The Impossible Made Possible-The 21st Day of Christmas

On the 21st day of Christmas my true love gave to me a prophecy of a savior who would die for me (Psalms 22).

I started to take a picture of what seemed virtually impossible to have happened, but a picture would not have revealed the intricacy of my entanglement. One of my locks got tripled knotted in the tie of my apron. It was so tight and looked so intentional, I couldn’t get it unlatched; the entanglement looked like it belonged. I immediately knew that the only way I could get free from the apron would be to cut my lock so that’s exactly what I did, right at the root of the latticed arrangement.

Of course there was a larger lesson for me—for us—when I may be involved in something that is really weighing me down, keeping me from getting to where I should be. That weight could be a person, a habit, or an attitude that gets mixed up in our normal affairs and keeps us from operating naturally and supernaturally. This day the apron represented my attitude, and I knew I had to cut my hair from it so I could perform my normal day. But the even greater lesson for me was that God could allow my lock to be triple-knotted in my apron tie to teach me just what I needed—the seemingly impossible made possible, something that could only happen with God.
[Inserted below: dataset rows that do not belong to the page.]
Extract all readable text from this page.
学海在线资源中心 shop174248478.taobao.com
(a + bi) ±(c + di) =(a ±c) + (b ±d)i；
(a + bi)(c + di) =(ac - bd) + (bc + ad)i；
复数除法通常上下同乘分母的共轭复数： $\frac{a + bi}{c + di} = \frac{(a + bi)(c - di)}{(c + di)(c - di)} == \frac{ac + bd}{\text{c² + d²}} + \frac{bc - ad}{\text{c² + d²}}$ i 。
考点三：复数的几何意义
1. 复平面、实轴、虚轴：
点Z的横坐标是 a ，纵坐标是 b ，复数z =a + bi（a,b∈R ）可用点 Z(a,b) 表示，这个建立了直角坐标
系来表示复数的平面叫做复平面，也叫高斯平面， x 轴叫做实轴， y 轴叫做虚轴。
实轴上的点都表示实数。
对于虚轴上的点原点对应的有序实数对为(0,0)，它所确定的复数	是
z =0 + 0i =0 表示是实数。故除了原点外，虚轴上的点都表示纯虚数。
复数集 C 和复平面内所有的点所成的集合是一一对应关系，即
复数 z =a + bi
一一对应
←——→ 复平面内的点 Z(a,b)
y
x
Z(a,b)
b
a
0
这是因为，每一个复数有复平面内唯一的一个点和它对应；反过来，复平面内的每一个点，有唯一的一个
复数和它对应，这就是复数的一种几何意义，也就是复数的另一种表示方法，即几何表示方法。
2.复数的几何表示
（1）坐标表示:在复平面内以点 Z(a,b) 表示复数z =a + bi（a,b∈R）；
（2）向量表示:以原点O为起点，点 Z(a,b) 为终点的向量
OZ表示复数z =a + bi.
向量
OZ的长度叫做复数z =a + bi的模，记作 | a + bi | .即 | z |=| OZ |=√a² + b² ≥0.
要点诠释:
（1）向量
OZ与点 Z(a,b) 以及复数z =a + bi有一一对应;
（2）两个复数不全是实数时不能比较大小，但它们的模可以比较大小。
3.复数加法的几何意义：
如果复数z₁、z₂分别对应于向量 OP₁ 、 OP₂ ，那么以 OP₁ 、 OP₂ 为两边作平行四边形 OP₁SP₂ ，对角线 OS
This reminded me of the Psalms and how only God could produce the messianic ones and they come to pass just like He said.
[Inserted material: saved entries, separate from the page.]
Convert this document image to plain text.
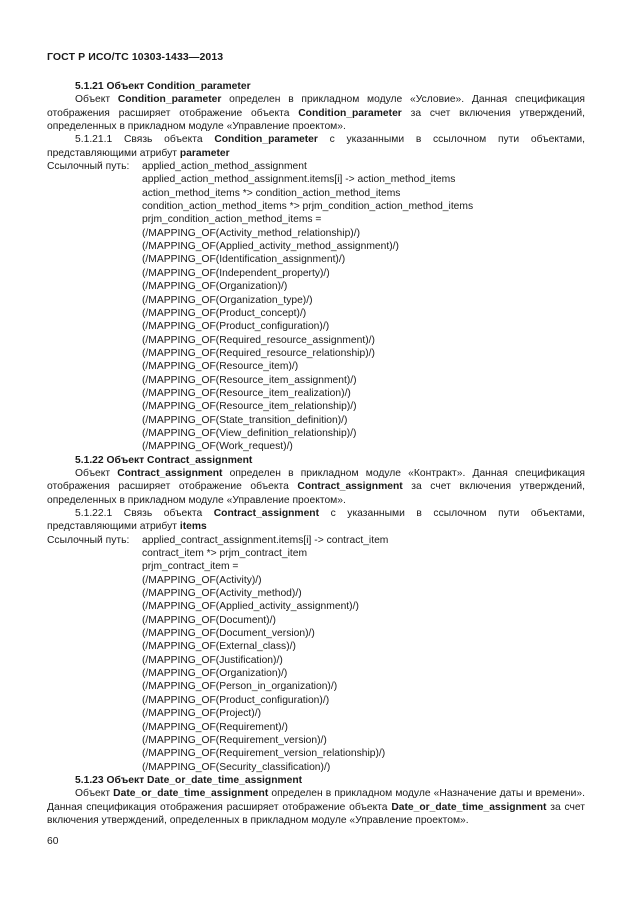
ГОСТ Р ИСО/ТС 10303-1433—2013
5.1.21 Объект Condition_parameter
Объект Condition_parameter определен в прикладном модуле «Условие». Данная спецификация отображения расширяет отображение объекта Condition_parameter за счет включения утверждений, определенных в прикладном модуле «Управление проектом».
5.1.21.1 Связь объекта Condition_parameter с указанными в ссылочном пути объектами, представляющими атрибут parameter
Ссылочный путь: applied_action_method_assignment
applied_action_method_assignment.items[i] -> action_method_items
action_method_items *> condition_action_method_items
condition_action_method_items *> prjm_condition_action_method_items
prjm_condition_action_method_items =
(/MAPPING_OF(Activity_method_relationship)/)
(/MAPPING_OF(Applied_activity_method_assignment)/)
(/MAPPING_OF(Identification_assignment)/)
(/MAPPING_OF(Independent_property)/)
(/MAPPING_OF(Organization)/)
(/MAPPING_OF(Organization_type)/)
(/MAPPING_OF(Product_concept)/)
(/MAPPING_OF(Product_configuration)/)
(/MAPPING_OF(Required_resource_assignment)/)
(/MAPPING_OF(Required_resource_relationship)/)
(/MAPPING_OF(Resource_item)/)
(/MAPPING_OF(Resource_item_assignment)/)
(/MAPPING_OF(Resource_item_realization)/)
(/MAPPING_OF(Resource_item_relationship)/)
(/MAPPING_OF(State_transition_definition)/)
(/MAPPING_OF(View_definition_relationship)/)
(/MAPPING_OF(Work_request)/)
5.1.22 Объект Contract_assignment
Объект Contract_assignment определен в прикладном модуле «Контракт». Данная спецификация отображения расширяет отображение объекта Contract_assignment за счет включения утверждений, определенных в прикладном модуле «Управление проектом».
5.1.22.1 Связь объекта Contract_assignment с указанными в ссылочном пути объектами, представляющими атрибут items
Ссылочный путь: applied_contract_assignment.items[i] -> contract_item
contract_item *> prjm_contract_item
prjm_contract_item =
(/MAPPING_OF(Activity)/)
(/MAPPING_OF(Activity_method)/)
(/MAPPING_OF(Applied_activity_assignment)/)
(/MAPPING_OF(Document)/)
(/MAPPING_OF(Document_version)/)
(/MAPPING_OF(External_class)/)
(/MAPPING_OF(Justification)/)
(/MAPPING_OF(Organization)/)
(/MAPPING_OF(Person_in_organization)/)
(/MAPPING_OF(Product_configuration)/)
(/MAPPING_OF(Project)/)
(/MAPPING_OF(Requirement)/)
(/MAPPING_OF(Requirement_version)/)
(/MAPPING_OF(Requirement_version_relationship)/)
(/MAPPING_OF(Security_classification)/)
5.1.23 Объект Date_or_date_time_assignment
Объект Date_or_date_time_assignment определен в прикладном модуле «Назначение даты и времени». Данная спецификация отображения расширяет отображение объекта Date_or_date_time_assignment за счет включения утверждений, определенных в прикладном модуле «Управление проектом».
60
For dogs have compassed me: the assembly of the wicked have inclosed me: they pierced my hands and my feet. They part my garments among them, and cast lots upon my vesture.—Psalm 22:16 & 18.

These were the words of King David talking about his experience and points to what will become true of Jesus Christ. These very verses in Psalms come to pass in John 20:25 & 27 and Matthew 27:35-36. But these aren’t the only ones. Check out others that reveal the presence of Christ and show that our powerful God could use disparate times and incidents and make them connect, pointing us to our Savior.